Historically, U.S. government regulation of business practices has taken place in a reactive mode once issues are raised by actual or imminent deployment. By incorporating such concerns as an organic part of a system's design, the likelihood of costly and imperfect patches is reduced while increasing public acceptance of the technology. In this view, the public good represents an additional set of design constraints required for a successful product. Early Internet design included many such concerns due to the fact that end users were also the developers and interested in the open exchange of ideas.

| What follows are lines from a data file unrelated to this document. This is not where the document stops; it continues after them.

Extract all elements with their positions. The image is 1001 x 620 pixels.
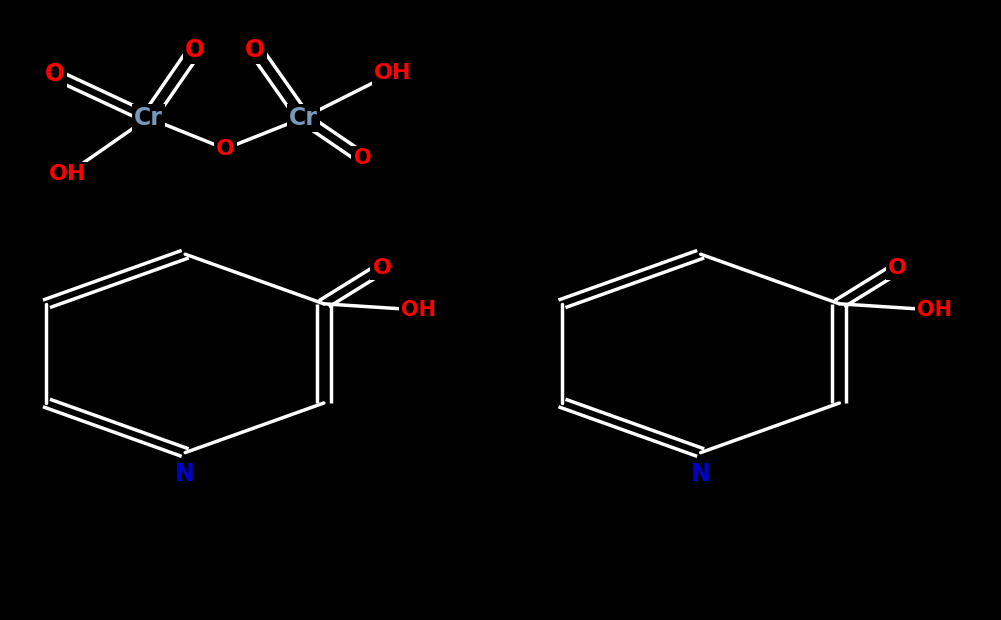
Text: O: O [353, 148, 371, 168]
Text: O: O [185, 38, 205, 61]
Text: O: O [245, 38, 265, 61]
Text: OH: OH [401, 300, 436, 320]
Text: O: O [888, 258, 907, 278]
Text: O: O [216, 139, 234, 159]
Text: O: O [372, 258, 391, 278]
Text: Cr: Cr [134, 106, 162, 130]
Text: N: N [691, 463, 711, 486]
Text: OH: OH [917, 300, 952, 320]
Text: OH: OH [49, 164, 87, 184]
Text: O: O [45, 63, 65, 86]
Text: N: N [175, 463, 195, 486]
Text: OH: OH [373, 63, 411, 83]
Text: Cr: Cr [289, 106, 317, 130]
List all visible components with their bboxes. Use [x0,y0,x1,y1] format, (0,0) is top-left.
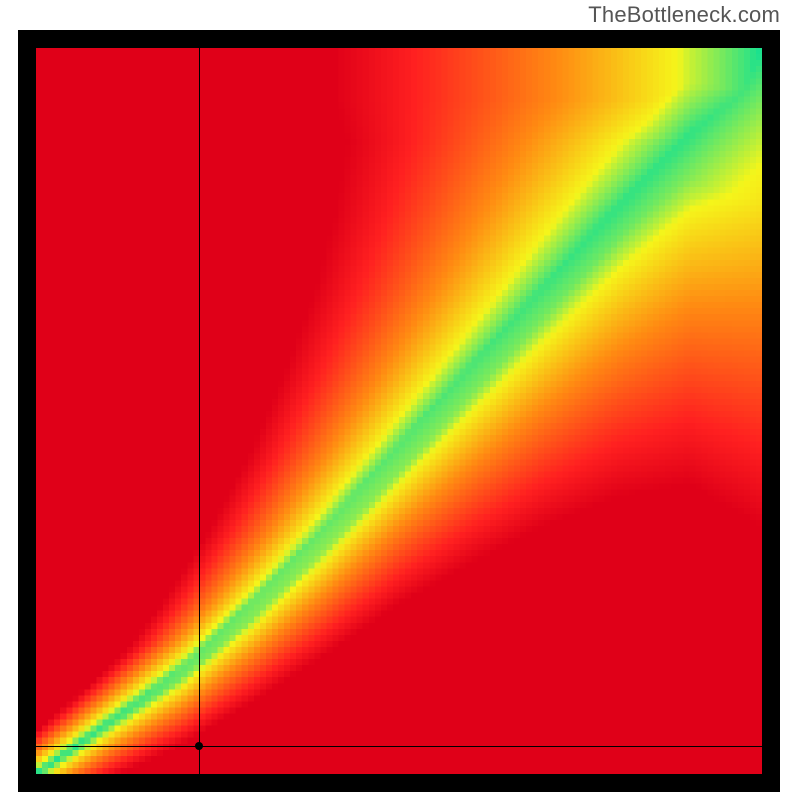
plot-frame [18,30,780,792]
watermark-text: TheBottleneck.com [588,2,780,28]
crosshair-marker-dot [195,742,203,750]
crosshair-horizontal [36,746,762,747]
crosshair-vertical [199,48,200,774]
heatmap-canvas [36,48,762,774]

Though embedding responsibility in embedded computing needs to be far more intentional with a broader set of stakeholders, it is still possible, since we are today only a small distance toward networking the physical world. It can be done if we take the initiative in our research, standards bodies, and efforts to advise governments worldwide to ensure these concerns are included in the design, instead of waiting for alarmed activists to propose drastic solutions. Given the largely unknowable but likely momentous societal consequences, it is our responsibility as technologists to seize this opportunity while we still can.
1. Institute of Pervasive Computing and Society, University of California, Los Angeles; www.ipercs.ucla.edu.
2. Lessig, L. Code and Other Laws of Cyberspace. Basic Books, New York, 1999.
3. Rheingold, H. Smart Mobs: The Next Social Revolution. Perseus Publishing, Cambridge, MA, 2002.
4. Subcommittee on New Technologies. California State Senate. Informational Hearing: RFID Technology and Pervasive Computing, Sacramento, Aug. 18, 2003; see www.senate.ca.gov/ftp/SEN/COMMITTEE/STANDING/ENERGY/_home/08-18-03agenda.htm.